There are a whole set of fields in the databases I’m using here that are tilde-delimited (~) varchar strings with a mess of key-value pairs, the values from which I really need. Unfortunately, since they are varying character lengths, in no particular set order within that field, it is impossible to substring your way efficiently through them. Thankfully, there is a RegEx genius on my team who produced a handy chuck of code that pgSQL can easily recognize, parse and process for pulling precisely what I need.
substring(STUFF from 'KEYNAME=(.*?)[~]') as VALUE
Here’s the Step-by-Step:
- Use the SUBSTRING function to state that you are selecting only a portion of the string being passed in
- Specify the base text to be parsed as your first parameter
- Specify the key portion of the key-value pair from which the substring will start (technically, it starts at the end of the KEYNAME=)

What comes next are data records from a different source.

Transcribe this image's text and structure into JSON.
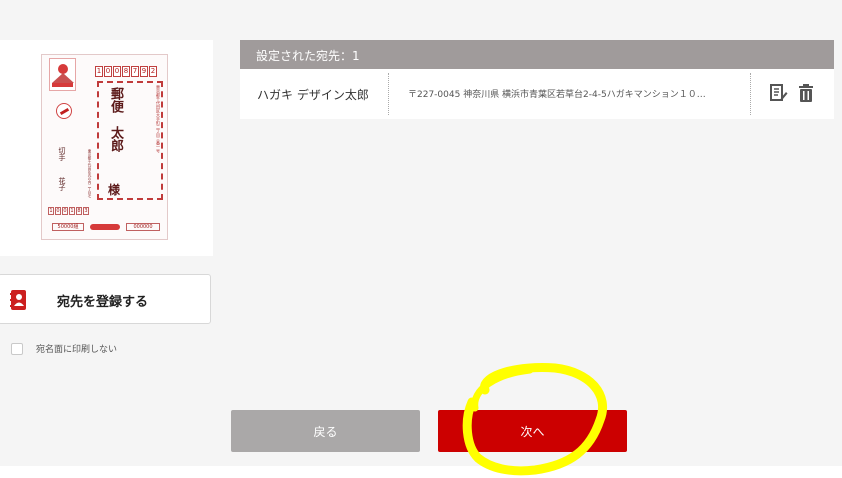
{
  "colors": {
    "accent_red": "#cc0000",
    "header_gray": "#a09b9b",
    "back_gray": "#aaa8a8",
    "annotation_yellow": "#ffff00"
  },
  "postcard": {
    "zip_digits": [
      "1",
      "0",
      "0",
      "8",
      "7",
      "9",
      "2"
    ],
    "recipient_name": "郵便　太郎",
    "recipient_honorific": "様",
    "recipient_address": "東京都千代田区大手町二丁目三番一号",
    "sender_name_first": "切手",
    "sender_name_second": "花子",
    "sender_address": "東京都千代田区丸の内二丁目七番二号",
    "sender_zip": [
      "1",
      "0",
      "0",
      "1",
      "8",
      "3"
    ],
    "lottery_left": "50000組",
    "lottery_right": "000000"
  },
  "register": {
    "icon": "address-book-icon",
    "label": "宛先を登録する"
  },
  "no_print": {
    "label": "宛名面に印刷しない",
    "checked": false
  },
  "table": {
    "header": "設定された宛先：1",
    "rows": [
      {
        "name": "ハガキ デザイン太郎",
        "address": "〒227-0045 神奈川県 横浜市青葉区若草台2-4-5ハガキマンション１０…",
        "edit_icon": "edit-icon",
        "delete_icon": "trash-icon"
      }
    ]
  },
  "nav": {
    "back_label": "戻る",
    "next_label": "次へ"
  }
}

- Retrieve any characters, repeated any number of times, until a ~ is found
Caveats:
- Regular Expression, from what I have read, does not find line break characters in this manner. If you need to parse something which is delimited by a new line, please read my post on how to split fields in PostgreSQL on line breaks.
Let me state, for the record, that I DO NOT know Regular Expression. If you ask me for other RegEx code or help with it, I will be of absolutely zero value. I am merely posting this here because I will otherwise forget how to do this… and it might be helpful as a baseline to others.